Thursday, October 15, 2015

War Criminals Still At Large

American special forces knew they were bombing a hospital, according to the Associated Press. The bombings claimed the lives of 22 doctors, nurses and patients while wounding 37 others.

The US chose to move forward with the airstrike because they believed a Pakistani was holding heavy weapons in storage and using the hospital as a command center, according to the AP’s source who spoke on a condition of anonymity. However, no evidence has surfaced publicly suggesting a Pakistani died in the attack, and Doctors without Borders, the international organization that ran the hospital, says none of its staff was Pakistani.

Doctors without Borders has acknowledged that it treated wounded Taliban fighters at the Kunduz hospital in accordance with their standard practice, but it insists no weapons were allowed in.
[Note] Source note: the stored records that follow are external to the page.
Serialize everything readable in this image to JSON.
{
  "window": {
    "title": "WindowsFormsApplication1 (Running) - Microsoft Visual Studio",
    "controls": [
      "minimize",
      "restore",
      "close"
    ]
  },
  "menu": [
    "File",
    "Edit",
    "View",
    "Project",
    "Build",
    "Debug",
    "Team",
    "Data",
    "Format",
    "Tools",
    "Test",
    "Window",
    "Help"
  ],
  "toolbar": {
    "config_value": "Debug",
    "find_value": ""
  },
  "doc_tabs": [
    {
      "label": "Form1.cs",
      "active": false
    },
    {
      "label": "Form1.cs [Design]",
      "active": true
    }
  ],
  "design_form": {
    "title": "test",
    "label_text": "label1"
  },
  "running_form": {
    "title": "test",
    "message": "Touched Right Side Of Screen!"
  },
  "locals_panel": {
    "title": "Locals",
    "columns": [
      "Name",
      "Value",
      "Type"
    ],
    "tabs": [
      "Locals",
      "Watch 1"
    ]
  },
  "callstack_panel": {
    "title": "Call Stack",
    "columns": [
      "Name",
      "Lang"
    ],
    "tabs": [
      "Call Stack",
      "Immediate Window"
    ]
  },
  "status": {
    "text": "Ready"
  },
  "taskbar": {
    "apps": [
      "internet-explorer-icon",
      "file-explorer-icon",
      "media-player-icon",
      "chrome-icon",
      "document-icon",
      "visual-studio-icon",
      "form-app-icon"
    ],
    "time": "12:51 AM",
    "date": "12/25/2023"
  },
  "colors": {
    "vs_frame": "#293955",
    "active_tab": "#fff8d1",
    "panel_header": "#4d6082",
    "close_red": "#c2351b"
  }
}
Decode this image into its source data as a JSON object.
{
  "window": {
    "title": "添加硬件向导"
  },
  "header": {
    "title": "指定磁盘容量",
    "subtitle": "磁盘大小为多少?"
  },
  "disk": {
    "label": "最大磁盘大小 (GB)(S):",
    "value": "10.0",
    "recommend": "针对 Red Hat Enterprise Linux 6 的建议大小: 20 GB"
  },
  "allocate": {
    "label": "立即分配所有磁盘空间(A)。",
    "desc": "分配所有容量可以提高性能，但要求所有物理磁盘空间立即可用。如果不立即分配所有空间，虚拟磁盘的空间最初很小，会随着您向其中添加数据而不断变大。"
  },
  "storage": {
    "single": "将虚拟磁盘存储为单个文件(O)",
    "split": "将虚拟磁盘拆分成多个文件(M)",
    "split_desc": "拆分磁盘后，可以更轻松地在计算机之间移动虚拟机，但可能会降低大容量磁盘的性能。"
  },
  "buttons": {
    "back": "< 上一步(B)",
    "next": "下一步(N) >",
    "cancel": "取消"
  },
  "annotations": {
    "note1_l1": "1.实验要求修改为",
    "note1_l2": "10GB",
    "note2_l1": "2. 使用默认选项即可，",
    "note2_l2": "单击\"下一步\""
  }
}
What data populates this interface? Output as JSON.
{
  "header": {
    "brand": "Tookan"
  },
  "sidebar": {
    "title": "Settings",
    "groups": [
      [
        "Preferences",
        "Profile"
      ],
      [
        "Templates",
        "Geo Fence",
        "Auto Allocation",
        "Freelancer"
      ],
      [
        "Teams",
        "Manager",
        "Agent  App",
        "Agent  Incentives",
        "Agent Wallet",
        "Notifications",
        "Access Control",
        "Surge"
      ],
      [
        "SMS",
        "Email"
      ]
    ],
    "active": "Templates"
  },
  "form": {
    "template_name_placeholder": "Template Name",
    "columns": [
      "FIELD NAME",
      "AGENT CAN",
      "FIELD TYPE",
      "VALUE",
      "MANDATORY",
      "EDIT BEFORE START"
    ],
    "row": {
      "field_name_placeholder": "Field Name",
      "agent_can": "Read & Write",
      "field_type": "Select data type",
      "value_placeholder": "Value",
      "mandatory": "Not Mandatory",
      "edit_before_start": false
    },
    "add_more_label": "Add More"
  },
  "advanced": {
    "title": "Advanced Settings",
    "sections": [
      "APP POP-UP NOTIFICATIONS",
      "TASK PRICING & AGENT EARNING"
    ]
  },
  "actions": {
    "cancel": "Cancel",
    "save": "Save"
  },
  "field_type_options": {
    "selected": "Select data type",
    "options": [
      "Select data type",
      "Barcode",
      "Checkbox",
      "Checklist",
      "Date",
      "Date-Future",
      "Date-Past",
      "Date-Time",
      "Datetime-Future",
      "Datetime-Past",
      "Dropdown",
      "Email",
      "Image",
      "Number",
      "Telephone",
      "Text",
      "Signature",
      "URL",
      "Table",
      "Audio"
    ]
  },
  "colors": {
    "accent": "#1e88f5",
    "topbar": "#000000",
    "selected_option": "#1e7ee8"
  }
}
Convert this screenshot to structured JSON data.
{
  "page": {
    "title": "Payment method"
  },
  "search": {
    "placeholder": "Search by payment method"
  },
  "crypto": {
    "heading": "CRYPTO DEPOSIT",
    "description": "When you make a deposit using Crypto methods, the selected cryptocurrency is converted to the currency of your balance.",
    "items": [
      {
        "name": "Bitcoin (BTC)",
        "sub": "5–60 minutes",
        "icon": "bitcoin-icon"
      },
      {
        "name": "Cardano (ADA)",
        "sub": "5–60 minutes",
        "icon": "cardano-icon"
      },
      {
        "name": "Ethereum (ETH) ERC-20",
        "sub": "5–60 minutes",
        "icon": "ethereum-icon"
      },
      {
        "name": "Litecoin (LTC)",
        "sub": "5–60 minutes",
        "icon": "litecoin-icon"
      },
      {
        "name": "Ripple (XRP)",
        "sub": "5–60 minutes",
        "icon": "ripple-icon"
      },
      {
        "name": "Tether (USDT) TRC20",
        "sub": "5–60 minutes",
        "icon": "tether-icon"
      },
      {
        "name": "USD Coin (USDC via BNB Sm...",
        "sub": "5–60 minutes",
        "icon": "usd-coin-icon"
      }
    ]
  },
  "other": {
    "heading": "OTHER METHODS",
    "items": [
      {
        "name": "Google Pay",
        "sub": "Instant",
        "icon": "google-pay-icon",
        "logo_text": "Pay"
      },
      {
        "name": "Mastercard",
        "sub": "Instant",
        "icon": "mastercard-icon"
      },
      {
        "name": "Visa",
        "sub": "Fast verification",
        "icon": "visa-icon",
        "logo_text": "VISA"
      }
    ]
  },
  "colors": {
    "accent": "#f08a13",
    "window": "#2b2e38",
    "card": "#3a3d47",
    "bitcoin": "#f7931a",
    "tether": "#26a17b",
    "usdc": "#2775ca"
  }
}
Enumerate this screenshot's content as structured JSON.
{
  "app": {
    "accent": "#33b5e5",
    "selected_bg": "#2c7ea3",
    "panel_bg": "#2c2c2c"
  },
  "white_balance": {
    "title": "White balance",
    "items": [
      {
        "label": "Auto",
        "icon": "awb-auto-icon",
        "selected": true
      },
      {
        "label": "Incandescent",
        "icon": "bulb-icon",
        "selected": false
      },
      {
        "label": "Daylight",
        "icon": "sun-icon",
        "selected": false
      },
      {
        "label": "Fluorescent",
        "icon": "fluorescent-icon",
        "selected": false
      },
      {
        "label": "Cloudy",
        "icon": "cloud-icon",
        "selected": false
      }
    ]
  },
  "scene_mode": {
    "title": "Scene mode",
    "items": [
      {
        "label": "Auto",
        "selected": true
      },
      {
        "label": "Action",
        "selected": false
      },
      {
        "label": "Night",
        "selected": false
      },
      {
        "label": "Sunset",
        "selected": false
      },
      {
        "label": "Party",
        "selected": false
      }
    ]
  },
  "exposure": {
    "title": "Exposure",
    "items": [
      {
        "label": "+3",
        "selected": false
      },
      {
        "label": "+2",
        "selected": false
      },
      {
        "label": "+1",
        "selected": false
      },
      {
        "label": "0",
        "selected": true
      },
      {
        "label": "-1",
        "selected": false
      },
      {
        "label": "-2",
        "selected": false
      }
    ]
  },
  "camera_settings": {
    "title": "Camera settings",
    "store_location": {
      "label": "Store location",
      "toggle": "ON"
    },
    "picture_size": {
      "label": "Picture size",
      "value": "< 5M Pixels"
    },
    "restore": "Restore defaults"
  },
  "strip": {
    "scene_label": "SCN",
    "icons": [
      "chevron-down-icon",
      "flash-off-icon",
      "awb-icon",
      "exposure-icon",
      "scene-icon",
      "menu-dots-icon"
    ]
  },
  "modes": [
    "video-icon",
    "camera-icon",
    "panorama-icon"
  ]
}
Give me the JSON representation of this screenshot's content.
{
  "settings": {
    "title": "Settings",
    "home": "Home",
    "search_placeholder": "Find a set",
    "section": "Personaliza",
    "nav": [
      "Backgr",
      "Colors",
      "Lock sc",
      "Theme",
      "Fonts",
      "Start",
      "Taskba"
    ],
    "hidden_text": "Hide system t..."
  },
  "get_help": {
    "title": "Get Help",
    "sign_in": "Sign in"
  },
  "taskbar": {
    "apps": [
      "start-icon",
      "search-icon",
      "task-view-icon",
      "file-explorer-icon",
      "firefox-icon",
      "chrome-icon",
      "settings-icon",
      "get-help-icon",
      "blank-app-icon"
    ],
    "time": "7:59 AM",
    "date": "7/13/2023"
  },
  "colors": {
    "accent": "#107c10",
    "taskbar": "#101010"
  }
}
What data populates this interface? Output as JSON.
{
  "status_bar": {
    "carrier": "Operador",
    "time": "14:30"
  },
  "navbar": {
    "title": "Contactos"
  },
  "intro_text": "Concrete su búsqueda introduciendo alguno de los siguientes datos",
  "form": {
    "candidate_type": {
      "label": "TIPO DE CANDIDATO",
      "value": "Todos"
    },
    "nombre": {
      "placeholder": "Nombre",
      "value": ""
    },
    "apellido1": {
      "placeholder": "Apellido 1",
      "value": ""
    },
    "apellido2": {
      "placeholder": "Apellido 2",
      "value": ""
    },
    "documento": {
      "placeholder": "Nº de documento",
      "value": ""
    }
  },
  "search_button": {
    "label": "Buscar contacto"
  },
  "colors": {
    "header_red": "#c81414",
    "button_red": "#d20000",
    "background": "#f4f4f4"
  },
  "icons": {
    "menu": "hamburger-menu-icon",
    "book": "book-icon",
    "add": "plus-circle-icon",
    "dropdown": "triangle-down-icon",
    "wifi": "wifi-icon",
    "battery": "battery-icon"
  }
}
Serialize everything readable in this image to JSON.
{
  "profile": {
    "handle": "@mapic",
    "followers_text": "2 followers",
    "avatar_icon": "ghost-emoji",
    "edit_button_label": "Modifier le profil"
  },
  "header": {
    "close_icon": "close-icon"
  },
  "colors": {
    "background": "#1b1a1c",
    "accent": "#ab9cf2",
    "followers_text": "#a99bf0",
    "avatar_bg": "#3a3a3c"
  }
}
Afghans who worked at the hospital have told the AP that no one was firing from within.

The U.S. airplane made five separate strafing runs over an hour, directing heavy fire on the main hospital building, which contained the emergency room and intensive care unit. Surrounding buildings were not struck, they said. This was not a stray shell, an error of judgement in a fierce fire-fight. There was no fog of war. Typically, pilots flying air support missions have maps showing protected sites such as hospitals and mosques. If commanders concluded that enemies were operating from a protected site, they would follow procedures designed to minimize civilian casualties. That would generally mean surrounding a building with troops, not blowing it to bits from the air.

MSF President Meinie Nicolai said the new details suggest that the hospital was intentionally targeted.
"This would amount to a premeditated massacre... Reports like this underscore how critical it is for the Obama administration to immediately give consent to an independent and impartial investigation by the International Humanitarian Fact-Finding Commission to find out how and why US forces attacked our hospital...[staff] reported a calm night and that there were no armed combatants, nor active fighting in or from the compound prior to the airstrikes.”


A US tank has forced its way into the shell of the Afghanistan hospital destroyed in an airstrike 11 days ago, prompting warnings that the US military may have destroyed evidence in a potential war crimes investigation. “Their unannounced and forced entry damaged property, destroyed potential evidence and caused stress and fear,” MSF said.

1 comment:

ajohnstone said...

NBC News has learned that the crew in the C-130 gunship that carried out a strike against a hospital in Afghanistan questioned whether it was legal.